O espectador pode engolir a prepóstera idéia da enfermeira e sua paciente serem mandadas para uma casa de praia ou, se preferir, entender que isso é apenas uma alegoria para uma pessoa lidando com sua consciência. Não importa. O que interessa mesmo é a maneira como Ingmar Bergman constrói o conflito entre aquelas duas partes, sejam elas pessoas diferentes ou facetas de uma mesma personalidade. De todos os elementos usados, o mais importante sem dúvida é o diálogo e, pensando bem, não poderia ser diferente. A história de uma paciente que para de falar por escolha própria só poderia ter outro personagem para compensar tal silêncio. Entre minutos de conversa, Alma conta sua vida inteira, das bobeiras até seus segredos mais bizarros. Por que ela fala disso? Por que ela fala tanto? Com tantos elementos sutilmente fora do lugar, Bergman dá relevância ao comum e constrói aos poucos a fusão entre aquelas duas pessoas tão distintas. Aos que preferem indícios mais concretos em propostas absurdas, o cineasta não decepciona. Por mais que as ações estabeleçam diferenças, o figurino frequentemente similar das personagens sugere uma união. Por outro lado, em uma das cenas críticas a iluminação divide o rosto delas com uma sombra forte; uma tem o lado direito iluminado, a outra tem o esquerdo. Como podem duas coisas serem iguais e diferentes? Não é uma sobreposição de semelhantes, mas um encaixe de peças que precisam ser de formatos diferentes para se completar. E claro, para toda Liv Ullmann calada — que constrói seu papel com expressões faciais e ações — há uma Bibi Andersson radiante dando nome e sobrenome a tudo que sua parceira de elenco deixa de falar. Enquanto Bergman opera com maestria os símbolos num segundo plano, são as atrizes que colocam as engrenagens para rodar com atuações espetaculares.

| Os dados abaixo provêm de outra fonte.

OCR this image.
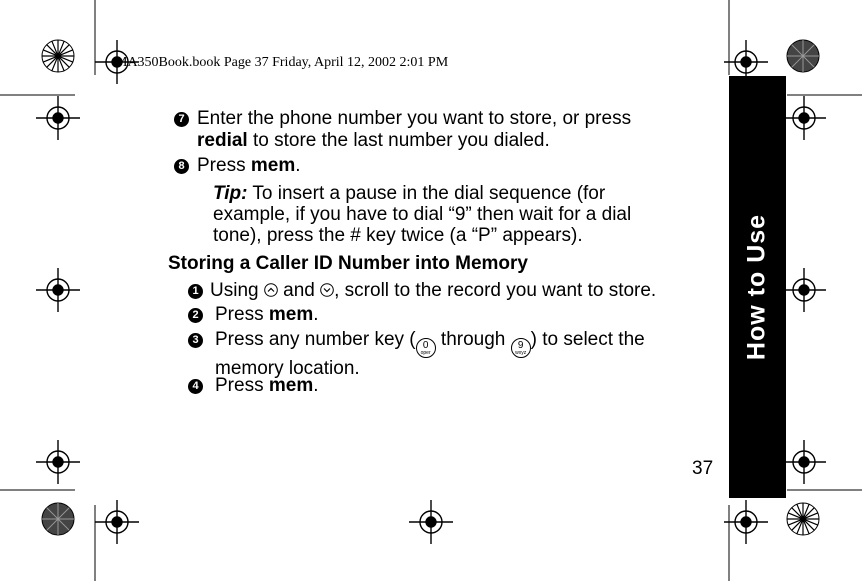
MA350Book.book Page 37 Friday, April 12, 2002 2:01 PM
How to Use
7 Enter the phone number you want to store, or press
redial to store the last number you dialed.
8 Press mem.
Tip: To insert a pause in the dial sequence (for
example, if you have to dial “9” then wait for a dial
tone), press the # key twice (a “P” appears).
Storing a Caller ID Number into Memory
1 Using  and , scroll to the record you want to store.
2 Press mem.
3 Press any number key ( 0
oper
through 9
wxyz
) to select the
memory location.
4 Press mem.
37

“Persona” é um filme que pode ser resumido pela sua premissa. Nada do que ele oferece em seus 85 minutos foge muito do que é descrito em menos de um parágrafo, o que não é ruim de forma alguma. A melhor parte dessa história de Ingmar Bergman é ver como diabos ele tira do papel uma trama sobre personalidades amálgamas e se safa com uma boa reputação 50 anos após o lançamento. A margem para interpretação é grande e o conteúdo simbólico não deixa a desejar no quesito de criar essa margem. De cabeça aberta e sem ceticismo, este longa pode ser apreciado como o bom filme que é.